作者: whaike | 来源:发表于2019-03-22 18:32 被阅读57次

Flume监控几种方式
尚硅谷大数据技术之Flume
【监控】FLume
Flume http监控
flume实践
大数据之 Flume 监听文件和文件夹并上传至 hdfs
grafana目标
数仓--open-falcon配置flume监控
Flume Taildir Source源码修改---监听目录
flume定制之 taildir 目录递归

image.png

flume的监控方式有好几种，具体可以参看官方文档第一次尝试过使用jmx的方式，虽然可以从VM看到MBean对象，但是找到怎么针对不同的agent设置不同的Prometheus导出器，也没有进一步研究，选择了更简单的json方式。

本次监控选定的方案：json+flume_exporter，后端是Prometheus+influxDB+Grafana

第一步：暴露指标

每个agent启动的时候，添加启动参数:-Dflume.monitoring.type=http -Dflume.monitoring.port=96001
这里的端口请随意指定，启动之后便可以使用http访问该端口，即可看到返回的json格式的数据。

第二步：配置exporter

有了指标之后，可以自行写代码接收，我这里使用网友开源的flume_exporter
flume_exporter的使用需要使用两个配置文件，github上有，metrics.yml可是设置需要导出哪些指标，这些指标的名称跟MBean对象的命名是一样的。
config.yml可以配置需要监控的agent。

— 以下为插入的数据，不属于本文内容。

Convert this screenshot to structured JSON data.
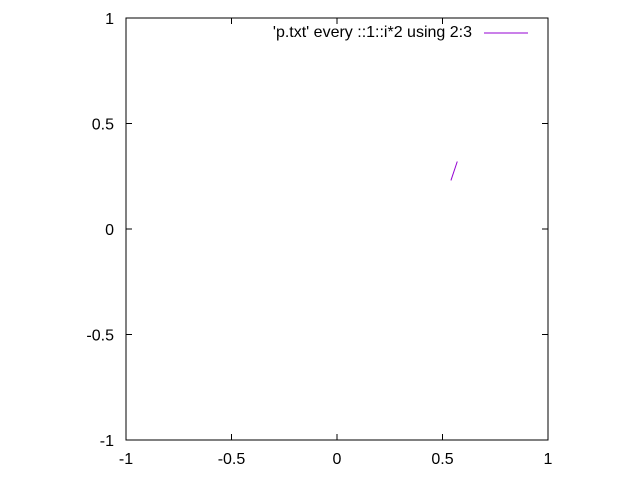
{
  "chart_data": {
    "type": "line",
    "title": "",
    "xlabel": "",
    "ylabel": "",
    "xlim": [
      -1,
      1
    ],
    "ylim": [
      -1,
      1
    ],
    "x_ticks": [
      "-1",
      "-0.5",
      "0",
      "0.5",
      "1"
    ],
    "y_ticks": [
      "1",
      "0.5",
      "0",
      "-0.5",
      "-1"
    ],
    "grid": false,
    "legend": "top-right",
    "series": [
      {
        "name": "'p.txt' every ::1::i*2 using 2:3",
        "color": "#9400d3",
        "x": [
          0.54,
          0.57
        ],
        "y": [
          0.23,
          0.32
        ]
      }
    ]
  }
}
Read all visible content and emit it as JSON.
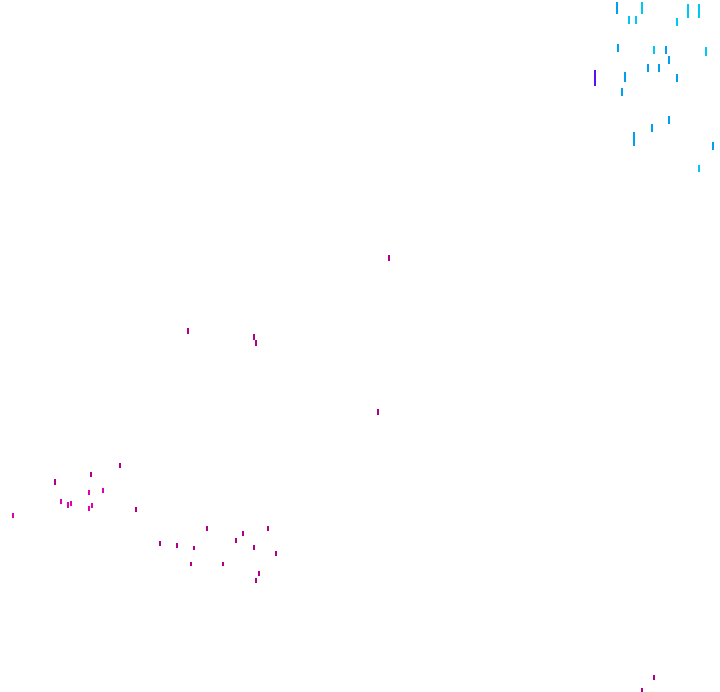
{
  "background": "#ffffff",
  "colors": {
    "cyan": "#00c8f0",
    "blue": "#00a0f0",
    "violet": "#5a10f0",
    "magenta": "#e000b0",
    "dark_magenta": "#b0008a"
  }
}
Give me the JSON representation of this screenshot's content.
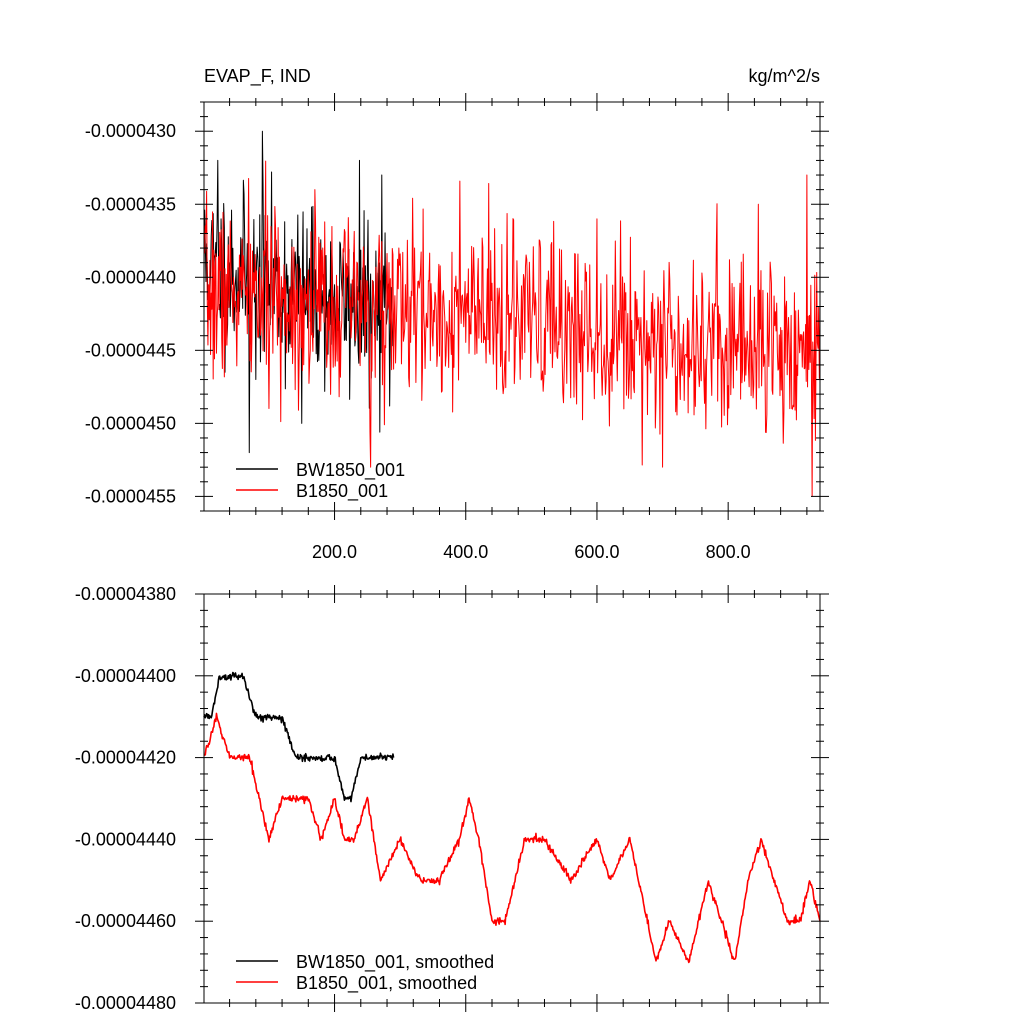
{
  "chart_data": [
    {
      "type": "line",
      "title": "EVAP_F, IND",
      "units_label": "kg/m^2/s",
      "xlim": [
        1,
        940
      ],
      "ylim": [
        -4.56e-05,
        -4.28e-05
      ],
      "grid": false,
      "legend_position": "bottom-left",
      "xticks": [
        {
          "value": 200,
          "label": "200.0"
        },
        {
          "value": 400,
          "label": "400.0"
        },
        {
          "value": 600,
          "label": "600.0"
        },
        {
          "value": 800,
          "label": "800.0"
        }
      ],
      "yticks": [
        {
          "value": -4.3e-05,
          "label": "-0.0000430"
        },
        {
          "value": -4.35e-05,
          "label": "-0.0000435"
        },
        {
          "value": -4.4e-05,
          "label": "-0.0000440"
        },
        {
          "value": -4.45e-05,
          "label": "-0.0000445"
        },
        {
          "value": -4.5e-05,
          "label": "-0.0000450"
        },
        {
          "value": -4.55e-05,
          "label": "-0.0000455"
        }
      ],
      "series": [
        {
          "name": "BW1850_001",
          "color": "#000000",
          "gen": {
            "x_start": 1,
            "x_end": 290,
            "mean_start": -4.39e-05,
            "mean_end": -4.43e-05,
            "noise": 2.8e-07,
            "seed": 11,
            "extremes": [
              [
                22,
                -4.32e-05
              ],
              [
                70,
                -4.52e-05
              ],
              [
                90,
                -4.3e-05
              ],
              [
                150,
                -4.5e-05
              ],
              [
                238,
                -4.32e-05
              ],
              [
                272,
                -4.33e-05
              ],
              [
                80,
                -4.47e-05
              ]
            ]
          }
        },
        {
          "name": "B1850_001",
          "color": "#ff0000",
          "gen": {
            "x_start": 1,
            "x_end": 940,
            "mean_start": -4.41e-05,
            "mean_end": -4.45e-05,
            "noise": 3e-07,
            "seed": 7,
            "extremes": [
              [
                170,
                -4.34e-05
              ],
              [
                255,
                -4.53e-05
              ],
              [
                600,
                -4.36e-05
              ],
              [
                700,
                -4.53e-05
              ],
              [
                846,
                -4.35e-05
              ],
              [
                920,
                -4.33e-05
              ],
              [
                928,
                -4.55e-05
              ]
            ]
          }
        }
      ]
    },
    {
      "type": "line",
      "title": "",
      "xlim": [
        1,
        940
      ],
      "ylim": [
        -4.48e-05,
        -4.38e-05
      ],
      "grid": false,
      "legend_position": "bottom-left",
      "yticks": [
        {
          "value": -4.38e-05,
          "label": "-0.00004380"
        },
        {
          "value": -4.4e-05,
          "label": "-0.00004400"
        },
        {
          "value": -4.42e-05,
          "label": "-0.00004420"
        },
        {
          "value": -4.44e-05,
          "label": "-0.00004440"
        },
        {
          "value": -4.46e-05,
          "label": "-0.00004460"
        },
        {
          "value": -4.48e-05,
          "label": "-0.00004480"
        }
      ],
      "series": [
        {
          "name": "BW1850_001, smoothed",
          "color": "#000000",
          "points": [
            [
              1,
              -4.41e-05
            ],
            [
              12,
              -4.41e-05
            ],
            [
              25,
              -4.4e-05
            ],
            [
              40,
              -4.4e-05
            ],
            [
              60,
              -4.4e-05
            ],
            [
              80,
              -4.41e-05
            ],
            [
              100,
              -4.41e-05
            ],
            [
              120,
              -4.41e-05
            ],
            [
              140,
              -4.42e-05
            ],
            [
              160,
              -4.42e-05
            ],
            [
              180,
              -4.42e-05
            ],
            [
              200,
              -4.42e-05
            ],
            [
              215,
              -4.43e-05
            ],
            [
              225,
              -4.43e-05
            ],
            [
              240,
              -4.42e-05
            ],
            [
              255,
              -4.42e-05
            ],
            [
              270,
              -4.42e-05
            ],
            [
              290,
              -4.42e-05
            ]
          ],
          "gen": {
            "noise": 4.5e-09,
            "seed": 5
          }
        },
        {
          "name": "B1850_001, smoothed",
          "color": "#ff0000",
          "points": [
            [
              1,
              -4.42e-05
            ],
            [
              20,
              -4.41e-05
            ],
            [
              40,
              -4.42e-05
            ],
            [
              70,
              -4.42e-05
            ],
            [
              85,
              -4.43e-05
            ],
            [
              100,
              -4.44e-05
            ],
            [
              120,
              -4.43e-05
            ],
            [
              140,
              -4.43e-05
            ],
            [
              160,
              -4.43e-05
            ],
            [
              180,
              -4.44e-05
            ],
            [
              200,
              -4.43e-05
            ],
            [
              215,
              -4.44e-05
            ],
            [
              230,
              -4.44e-05
            ],
            [
              250,
              -4.43e-05
            ],
            [
              270,
              -4.45e-05
            ],
            [
              300,
              -4.44e-05
            ],
            [
              330,
              -4.45e-05
            ],
            [
              360,
              -4.45e-05
            ],
            [
              390,
              -4.44e-05
            ],
            [
              405,
              -4.43e-05
            ],
            [
              420,
              -4.44e-05
            ],
            [
              440,
              -4.46e-05
            ],
            [
              460,
              -4.46e-05
            ],
            [
              490,
              -4.44e-05
            ],
            [
              520,
              -4.44e-05
            ],
            [
              560,
              -4.45e-05
            ],
            [
              600,
              -4.44e-05
            ],
            [
              620,
              -4.45e-05
            ],
            [
              650,
              -4.44e-05
            ],
            [
              690,
              -4.47e-05
            ],
            [
              710,
              -4.46e-05
            ],
            [
              740,
              -4.47e-05
            ],
            [
              770,
              -4.45e-05
            ],
            [
              790,
              -4.46e-05
            ],
            [
              810,
              -4.47e-05
            ],
            [
              830,
              -4.45e-05
            ],
            [
              850,
              -4.44e-05
            ],
            [
              870,
              -4.45e-05
            ],
            [
              890,
              -4.46e-05
            ],
            [
              910,
              -4.46e-05
            ],
            [
              925,
              -4.45e-05
            ],
            [
              940,
              -4.46e-05
            ]
          ],
          "gen": {
            "noise": 4.5e-09,
            "seed": 9
          }
        }
      ]
    }
  ]
}
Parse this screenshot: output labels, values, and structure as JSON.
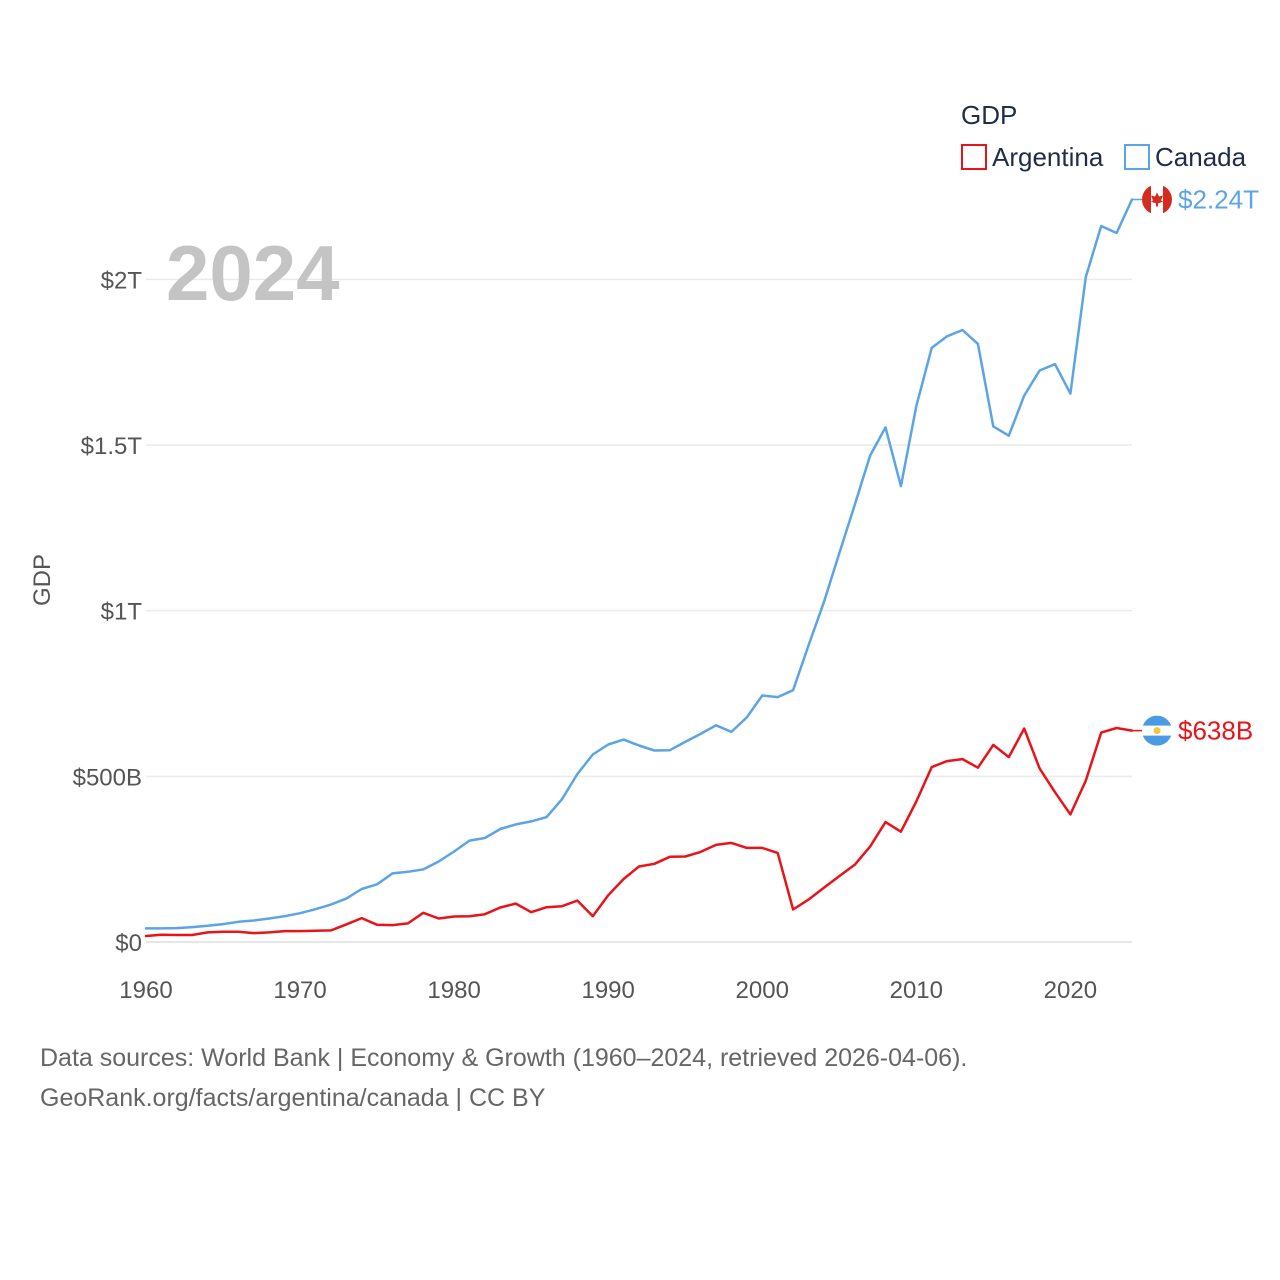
{
  "chart_data": {
    "type": "line",
    "year_label": "2024",
    "legend_title": "GDP",
    "ylabel": "GDP",
    "xlabel": "",
    "xlim": [
      1960,
      2024
    ],
    "ylim": [
      0,
      2330000000000
    ],
    "y_ticks": [
      {
        "value": 0,
        "label": "$0"
      },
      {
        "value": 500000000000,
        "label": "$500B"
      },
      {
        "value": 1000000000000,
        "label": "$1T"
      },
      {
        "value": 1500000000000,
        "label": "$1.5T"
      },
      {
        "value": 2000000000000,
        "label": "$2T"
      }
    ],
    "x_ticks": [
      {
        "value": 1960,
        "label": "1960"
      },
      {
        "value": 1970,
        "label": "1970"
      },
      {
        "value": 1980,
        "label": "1980"
      },
      {
        "value": 1990,
        "label": "1990"
      },
      {
        "value": 2000,
        "label": "2000"
      },
      {
        "value": 2010,
        "label": "2010"
      },
      {
        "value": 2020,
        "label": "2020"
      }
    ],
    "x": [
      1960,
      1961,
      1962,
      1963,
      1964,
      1965,
      1966,
      1967,
      1968,
      1969,
      1970,
      1971,
      1972,
      1973,
      1974,
      1975,
      1976,
      1977,
      1978,
      1979,
      1980,
      1981,
      1982,
      1983,
      1984,
      1985,
      1986,
      1987,
      1988,
      1989,
      1990,
      1991,
      1992,
      1993,
      1994,
      1995,
      1996,
      1997,
      1998,
      1999,
      2000,
      2001,
      2002,
      2003,
      2004,
      2005,
      2006,
      2007,
      2008,
      2009,
      2010,
      2011,
      2012,
      2013,
      2014,
      2015,
      2016,
      2017,
      2018,
      2019,
      2020,
      2021,
      2022,
      2023,
      2024
    ],
    "series": [
      {
        "name": "Argentina",
        "color": "#e8141a",
        "end_label": "$638B",
        "flag": "argentina-flag",
        "values": [
          18000000000.0,
          22000000000.0,
          21000000000.0,
          21000000000.0,
          29000000000.0,
          31000000000.0,
          31000000000.0,
          27000000000.0,
          29000000000.0,
          33000000000.0,
          33000000000.0,
          34000000000.0,
          35000000000.0,
          53000000000.0,
          72000000000.0,
          52000000000.0,
          51000000000.0,
          56000000000.0,
          88000000000.0,
          71000000000.0,
          77000000000.0,
          78000000000.0,
          84000000000.0,
          104000000000.0,
          116000000000.0,
          90000000000.0,
          105000000000.0,
          108000000000.0,
          125000000000.0,
          78000000000.0,
          141000000000.0,
          190000000000.0,
          228000000000.0,
          236000000000.0,
          257000000000.0,
          258000000000.0,
          272000000000.0,
          293000000000.0,
          299000000000.0,
          284000000000.0,
          284000000000.0,
          269000000000.0,
          98000000000.0,
          128000000000.0,
          164000000000.0,
          199000000000.0,
          233000000000.0,
          288000000000.0,
          362000000000.0,
          333000000000.0,
          424000000000.0,
          528000000000.0,
          546000000000.0,
          552000000000.0,
          526000000000.0,
          595000000000.0,
          558000000000.0,
          644000000000.0,
          524000000000.0,
          452000000000.0,
          385000000000.0,
          487000000000.0,
          632000000000.0,
          646000000000.0,
          638000000000.0
        ]
      },
      {
        "name": "Canada",
        "color": "#5ba4e5",
        "end_label": "$2.24T",
        "flag": "canada-flag",
        "values": [
          41000000000.0,
          41000000000.0,
          42000000000.0,
          45000000000.0,
          49000000000.0,
          54000000000.0,
          61000000000.0,
          65000000000.0,
          71000000000.0,
          78000000000.0,
          87000000000.0,
          99000000000.0,
          113000000000.0,
          131000000000.0,
          160000000000.0,
          174000000000.0,
          207000000000.0,
          212000000000.0,
          219000000000.0,
          243000000000.0,
          273000000000.0,
          306000000000.0,
          314000000000.0,
          341000000000.0,
          355000000000.0,
          364000000000.0,
          377000000000.0,
          431000000000.0,
          507000000000.0,
          566000000000.0,
          596000000000.0,
          611000000000.0,
          593000000000.0,
          578000000000.0,
          579000000000.0,
          604000000000.0,
          628000000000.0,
          654000000000.0,
          634000000000.0,
          678000000000.0,
          744000000000.0,
          739000000000.0,
          760000000000.0,
          895000000000.0,
          1026000000000.0,
          1173000000000.0,
          1319000000000.0,
          1468000000000.0,
          1553000000000.0,
          1376000000000.0,
          1617000000000.0,
          1793000000000.0,
          1828000000000.0,
          1847000000000.0,
          1805000000000.0,
          1556000000000.0,
          1528000000000.0,
          1649000000000.0,
          1725000000000.0,
          1744000000000.0,
          1655000000000.0,
          2007000000000.0,
          2161000000000.0,
          2140000000000.0,
          2241000000000.0
        ]
      }
    ]
  },
  "sources": {
    "line1": "Data sources: World Bank | Economy & Growth (1960–2024, retrieved 2026-04-06).",
    "line2": "GeoRank.org/facts/argentina/canada | CC BY"
  }
}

我这里有10个agent需要监控，所以配置是这样的（端口随意指定）

agents:
- name: "flume-agents"
  enabled: true
# multiple urls can be separated by ,
  urls:
    - "http://localhost:9601/metrics"
    - "http://localhost:9602/metrics"
    - "http://localhost:9603/metrics"
    - "http://localhost:9604/metrics"
    - "http://localhost:9605/metrics"
    - "http://localhost:9606/metrics"
    - "http://localhost:9607/metrics"
    - "http://localhost:9608/metrics"
    - "http://localhost:9609/metrics"
    - "http://localhost:9610/metrics"

从config.yml文件中是无法为每个agent命名不同的名字的，比如我尝试过如下设置

# Example usage:
# Flume JSON Reporting metrics
agents:
- name: "flume-agents"
  enabled: true
# multiple urls can be separated by ,
  urls:
#    - "http://localhost:9601/metrics"
    - "http://localhost:9602/metrics"
    - "http://localhost:9603/metrics"
    - "http://localhost:9604/metrics"
    - "http://localhost:9605/metrics"
    - "http://localhost:9606/metrics"
    - "http://localhost:9607/metrics"
    - "http://localhost:9608/metrics"
    - "http://localhost:9609/metrics"
    - "http://localhost:9610/metrics"

- name: "mytestlogs"
  enabled: true
  urls: ["http://localhost:9601/metrics"]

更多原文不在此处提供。